As a writer and photographer, I’ve developed a preference for relatively minor subjects that conceal bigger stories. Whether it concerns someone who has already bought and installed their coffin at home, or women who choose to wear a niqab: all of these choices say something about our human side.
They lift the veil on our defining moments. About how we choose to shape our lives, and the world around us. The long and short-term projects I design are intended to explore these and other subjects. My style is fluid; I choose the form that I think is best suited to the subject, without prejudice or assumptions and with a dash of humour if at all possible.
As I am Dutch, most of this website is written in Dutch. Having said this, I’d like to present four of my projects in English:
Until Death Do Us Part | Veiled | And the Waters Were a Wall | Faith to this Land of Mine
My great-aunt Annie did not survive WOII. She died in the Sobibor extermination camp. In my view, the part about her story that is even more touching, is that she had a boyfriend called Hans. They somehow managed to get married in Dutch transit camp Westerbork.
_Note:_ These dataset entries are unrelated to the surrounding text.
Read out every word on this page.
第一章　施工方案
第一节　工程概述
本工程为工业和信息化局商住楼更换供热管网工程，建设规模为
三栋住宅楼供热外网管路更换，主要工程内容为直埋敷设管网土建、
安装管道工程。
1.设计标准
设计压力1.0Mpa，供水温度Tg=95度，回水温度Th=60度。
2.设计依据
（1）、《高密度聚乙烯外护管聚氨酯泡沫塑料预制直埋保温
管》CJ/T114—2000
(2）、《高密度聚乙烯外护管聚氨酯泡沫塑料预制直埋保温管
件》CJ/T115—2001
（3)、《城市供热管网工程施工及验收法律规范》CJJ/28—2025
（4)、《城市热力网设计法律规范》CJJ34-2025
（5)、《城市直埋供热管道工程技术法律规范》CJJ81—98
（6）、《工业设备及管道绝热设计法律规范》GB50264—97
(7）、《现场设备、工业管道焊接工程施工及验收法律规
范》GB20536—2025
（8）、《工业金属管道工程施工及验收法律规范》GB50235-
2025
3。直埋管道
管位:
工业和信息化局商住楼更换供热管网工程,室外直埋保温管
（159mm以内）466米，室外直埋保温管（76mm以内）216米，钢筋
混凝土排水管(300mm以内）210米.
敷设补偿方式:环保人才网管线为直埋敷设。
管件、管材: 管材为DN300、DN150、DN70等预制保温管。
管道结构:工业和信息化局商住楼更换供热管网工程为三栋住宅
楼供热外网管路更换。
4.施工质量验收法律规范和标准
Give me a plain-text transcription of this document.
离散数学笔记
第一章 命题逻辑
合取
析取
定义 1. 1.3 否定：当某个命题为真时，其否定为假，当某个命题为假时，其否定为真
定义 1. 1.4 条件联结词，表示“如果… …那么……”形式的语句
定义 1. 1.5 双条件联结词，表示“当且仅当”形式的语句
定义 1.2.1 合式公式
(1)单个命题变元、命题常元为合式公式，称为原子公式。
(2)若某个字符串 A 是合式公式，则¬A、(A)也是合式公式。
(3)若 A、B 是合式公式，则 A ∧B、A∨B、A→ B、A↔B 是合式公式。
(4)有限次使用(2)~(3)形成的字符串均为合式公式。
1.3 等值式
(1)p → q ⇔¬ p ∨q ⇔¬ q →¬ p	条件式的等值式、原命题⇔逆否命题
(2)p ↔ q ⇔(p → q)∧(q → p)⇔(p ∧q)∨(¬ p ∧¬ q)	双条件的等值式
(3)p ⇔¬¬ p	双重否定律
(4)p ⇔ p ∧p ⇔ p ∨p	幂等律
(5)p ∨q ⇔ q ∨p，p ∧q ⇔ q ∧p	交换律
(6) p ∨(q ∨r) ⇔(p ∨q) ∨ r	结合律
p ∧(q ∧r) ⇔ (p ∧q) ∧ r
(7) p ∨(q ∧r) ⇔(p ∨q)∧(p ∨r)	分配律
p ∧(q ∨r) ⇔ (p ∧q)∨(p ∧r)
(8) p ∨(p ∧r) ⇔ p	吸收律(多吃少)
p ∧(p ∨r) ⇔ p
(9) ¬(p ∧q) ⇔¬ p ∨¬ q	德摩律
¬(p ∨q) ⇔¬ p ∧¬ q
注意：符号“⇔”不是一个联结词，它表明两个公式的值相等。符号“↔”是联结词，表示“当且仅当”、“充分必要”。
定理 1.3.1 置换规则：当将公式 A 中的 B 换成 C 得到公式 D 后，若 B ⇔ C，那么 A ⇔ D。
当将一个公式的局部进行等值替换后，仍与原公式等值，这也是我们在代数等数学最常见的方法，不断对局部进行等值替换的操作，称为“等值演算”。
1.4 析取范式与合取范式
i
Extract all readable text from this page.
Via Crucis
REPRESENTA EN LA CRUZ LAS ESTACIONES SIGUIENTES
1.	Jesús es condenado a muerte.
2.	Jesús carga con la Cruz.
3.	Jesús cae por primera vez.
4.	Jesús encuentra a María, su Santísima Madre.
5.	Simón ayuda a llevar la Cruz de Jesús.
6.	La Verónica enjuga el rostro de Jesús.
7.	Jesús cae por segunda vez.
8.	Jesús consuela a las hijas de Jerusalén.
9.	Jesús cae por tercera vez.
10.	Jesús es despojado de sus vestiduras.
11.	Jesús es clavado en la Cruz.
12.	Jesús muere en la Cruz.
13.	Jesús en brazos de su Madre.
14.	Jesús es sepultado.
They were husband and wife for 36 days, until death parted their ways. When I first heard about that, I was speechless. How was that even possible? Getting married in a camp?
But it turns out they weren’t the only ones. Friederika married David. Kitty married Leo. Margot married Siegfried. Hundreds of people got married in Westerbork. And never before that part of history had been properly looked into.
When I started digging through the archives I found wedding photos, cards congratulating couples, wedding menues. And I started photographing the former camp site, over and over again, to try and somehow make sense of it all.
I have made a book about it with the aim of honouring the couples of the past and touching today’s readers: Tot de dood ons scheidt (‘Until Death Do Us Part’). See my webshop (Dutch only).
It’s one of the most controversial garments in the western world: the niqab, a veil that covers the entire face apart from the eyes. Laws banning the garment have already been introduced in several countries, and niqabi women who are still allowed to wear it meet a lot of hostility on the streets. Who are the women who choose to wear this piece of cloth, despite all the controversy? What do they find funny, beautiful? What is femininity to them? Would they differ much from me: a non-believing woman?
Driven by this curiosity I spent three years in the search for niqabi women. I photographed them the way I got to know them. Not as the ‘black box’ many people take them for, but as colourful individuals, for instance showing the garments they prefer to wear at home with their families. Gradually I also discovered how much these pictures told about myself. They reveal what had surprised me, and therefore undeniably, what my expectations had been.
* English language interview about Veiled at Lenscratch: http://lenscratch.com/2018/10/dutch-week-saskia-aukema/
As soon as my partner Richard Bank and I learned of the existence of an eruv in Amsterdam, we felt compelled to honour it, put it to good use. Delving more deeply into the subject, we were transfixed by the image of water that had always flowed freely through the landscape, suddenly taking on a deeper significance when rabbis reassigned the landscape. The people who lay down boundaries have been doing this for centuries: drawing imaginary lines on a map, which you cannot see on the ground.
The aim of this particular boundary was to allow the small orthodox Jewish community in Amsterdam to carry objects on the Sabbath, the day of rest. In line with the story in the Book of Exodus, when Moses parts the sea to rescue the Israelites, Jewish law says that water can serve as a boundary to demarcate an eruv.
We were moved by the time and effort that the rabbis had obviously put into creating this boundary, and the good will of the government bodies that had agreed to this highly unusual request.
As well as feeling admiration, we were also intrigued: a boundary steeped in ancient, but largely unknown, tradition – with all the fictive and practical elements this entails. Photographing a 75-kilometre boundary felt like a treasure hunt: if you bow your head and look over the edge of the Amsterdam quays, you see micro-landscapes emerging before your eyes. And the dark water appears to rise up to form a wall.
commissioned by the Amsterdam City Archives.
* Dedicated website (Dutch language only): https://enhetwaterwaseenmuur.nl/
King’s Day is a day of exuberant celebrations in the Netherlands: everyone wears orange, brass bands take to the streets and the beer taps work overtime. Since 1983, this Dutch festivity has also been organised in the Spanish coastal town of Benidorm, a popular abode for thousands of Dutch sunseekers. I went to see it for myself two years running.
(The expression ‘Faith to this land of mine’ (‘den vaderland getrouwe’) is a well-known line from the Dutch national Anthem.)